Guster has been at this for a long time, but is there a sense of excitement or pride or something when your tour includes dates at Red Rocks, which is sold out, The Ryman and Newport Folk Festival?

I always wondered why we never got asked to play Newport. I don’t care that much, but to have it come around, there’s something validating there. Like, I know the music’s good, I know it’s gonna hold up, our fans have been listening to it for 30 years, and I know we’ve always held ourselves to a high standard of melody, so it’s nice to be recognized, nice to be playing Oceans Calling and Sea Hear Now, Newport Folk Festival, all these kind of big events where a bunch other people get the chance to check us out.

How do you approach festival dates where many of the people there didn’t come to see you specifically?

We always looked at that as an opportunity, and back in the day, yeah, I felt like we could go over on anyone by me just hitting the drums harder, and I don’t know if actually that was true. I think we can write a festival set that people with a misconception of what Guster sounds like…obviously the sound has evolved. Because they saw us listed in the Wetlands they thought we were a jam band, and that could not be more far from the truth — we don’t have an improvisational bone in our bodies. And some people are surprised that it sounds kind of like ‘70s soul, or you have this song that sounds really kind of like Depeche Mode.

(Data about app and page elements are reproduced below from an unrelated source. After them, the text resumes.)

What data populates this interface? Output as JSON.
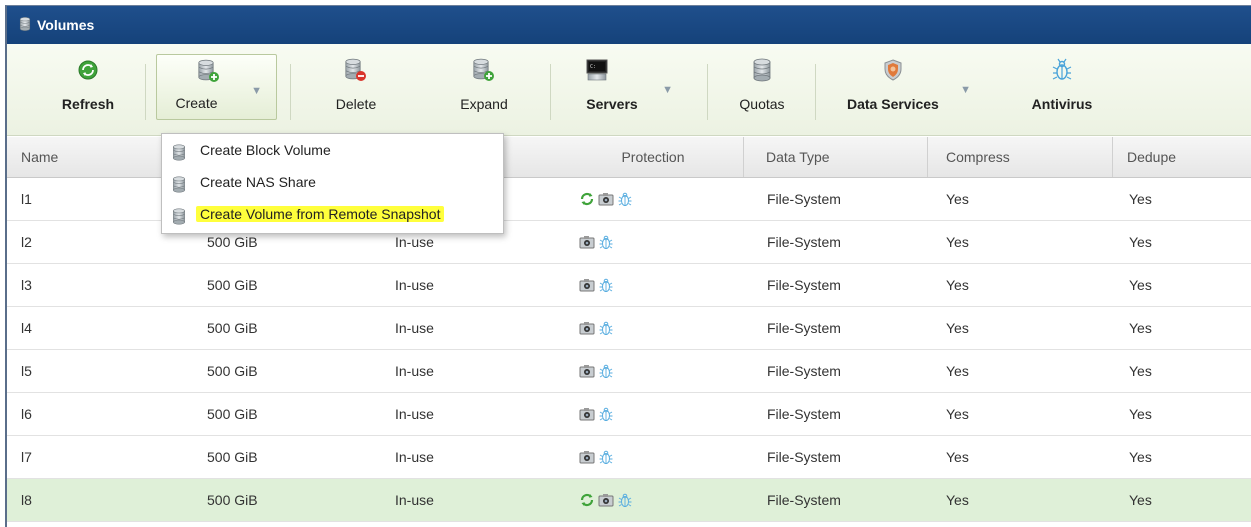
{
  "window": {
    "title": "Volumes",
    "icon": "database-icon"
  },
  "toolbar": {
    "refresh": {
      "label": "Refresh",
      "icon": "refresh-icon"
    },
    "create": {
      "label": "Create",
      "icon": "create-volume-icon"
    },
    "delete": {
      "label": "Delete",
      "icon": "delete-volume-icon"
    },
    "expand": {
      "label": "Expand",
      "icon": "expand-volume-icon"
    },
    "servers": {
      "label": "Servers",
      "icon": "server-icon"
    },
    "quotas": {
      "label": "Quotas",
      "icon": "quota-icon"
    },
    "data_services": {
      "label": "Data Services",
      "icon": "shield-icon"
    },
    "antivirus": {
      "label": "Antivirus",
      "icon": "bug-icon"
    },
    "caret": "▼"
  },
  "create_menu": {
    "items": [
      {
        "label": "Create Block Volume",
        "icon": "block-volume-icon"
      },
      {
        "label": "Create NAS Share",
        "icon": "nas-share-icon"
      },
      {
        "label": "Create Volume from Remote Snapshot",
        "icon": "snapshot-volume-icon",
        "highlighted": true
      }
    ]
  },
  "table": {
    "columns": [
      "Name",
      "Protection",
      "Data Type",
      "Compress",
      "Dedupe"
    ],
    "rows": [
      {
        "name": "l1",
        "size": "",
        "status": "",
        "protection": [
          "replication-icon",
          "snapshot-icon",
          "antivirus-icon"
        ],
        "data_type": "File-System",
        "compress": "Yes",
        "dedupe": "Yes"
      },
      {
        "name": "l2",
        "size": "500 GiB",
        "status": "In-use",
        "protection": [
          "snapshot-icon",
          "antivirus-icon"
        ],
        "data_type": "File-System",
        "compress": "Yes",
        "dedupe": "Yes"
      },
      {
        "name": "l3",
        "size": "500 GiB",
        "status": "In-use",
        "protection": [
          "snapshot-icon",
          "antivirus-icon"
        ],
        "data_type": "File-System",
        "compress": "Yes",
        "dedupe": "Yes"
      },
      {
        "name": "l4",
        "size": "500 GiB",
        "status": "In-use",
        "protection": [
          "snapshot-icon",
          "antivirus-icon"
        ],
        "data_type": "File-System",
        "compress": "Yes",
        "dedupe": "Yes"
      },
      {
        "name": "l5",
        "size": "500 GiB",
        "status": "In-use",
        "protection": [
          "snapshot-icon",
          "antivirus-icon"
        ],
        "data_type": "File-System",
        "compress": "Yes",
        "dedupe": "Yes"
      },
      {
        "name": "l6",
        "size": "500 GiB",
        "status": "In-use",
        "protection": [
          "snapshot-icon",
          "antivirus-icon"
        ],
        "data_type": "File-System",
        "compress": "Yes",
        "dedupe": "Yes"
      },
      {
        "name": "l7",
        "size": "500 GiB",
        "status": "In-use",
        "protection": [
          "snapshot-icon",
          "antivirus-icon"
        ],
        "data_type": "File-System",
        "compress": "Yes",
        "dedupe": "Yes"
      },
      {
        "name": "l8",
        "size": "500 GiB",
        "status": "In-use",
        "protection": [
          "replication-icon",
          "snapshot-icon",
          "antivirus-icon"
        ],
        "data_type": "File-System",
        "compress": "Yes",
        "dedupe": "Yes",
        "selected": true
      }
    ]
  },
  "colors": {
    "titlebar": "#1a4a86",
    "selected_row": "#dff0d8",
    "highlight": "#ffff3c"
  }
}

Who do you consider to be your peers, whether it’s people you came up with or people you’re kind of out there with now.

People out there touring who are like simpatico with us, they’re not really playing anymore, but Dr Dog was always a band that we looked up to, and we have this guy who’s opening for us at Red Rocks called Kevin Morby, his music reminds me of Dylan and Lou Reed but also it’s his own thing. And the Fruit Bats opened our last two shows, and Eric [Johnson] has been out there for so long and finally getting recognized.

You talked about albums being rejected and things like that. How has the fact that record sales are not as important as when you were starting out, is it sort of freeing that you’re not as concerned or I don’t know how concerned you were back then, but is there less pressure?

You kind of answered your own question right there. We never made a penny [on our albums] really, so it’s more like a tool to help fuel our touring lifestyle. I mean getting a song on the radio or whatever helps expose people, but every time we make an album, it’s like everybody cares very deeply about every song, and we fight about it to the death, but it’s not because we want to sell the album for profit. We gave up on that from the beginning and we’ve sold over a million albums. It’s amazing how the accounting of record labels is conspired to always be offsetting their promotional costs. But I’m way over it, you know. Playing live in a world of AI and in a world where we experienced the pandemic, playing live as a band and having that as your skill set feels like the better skill to have.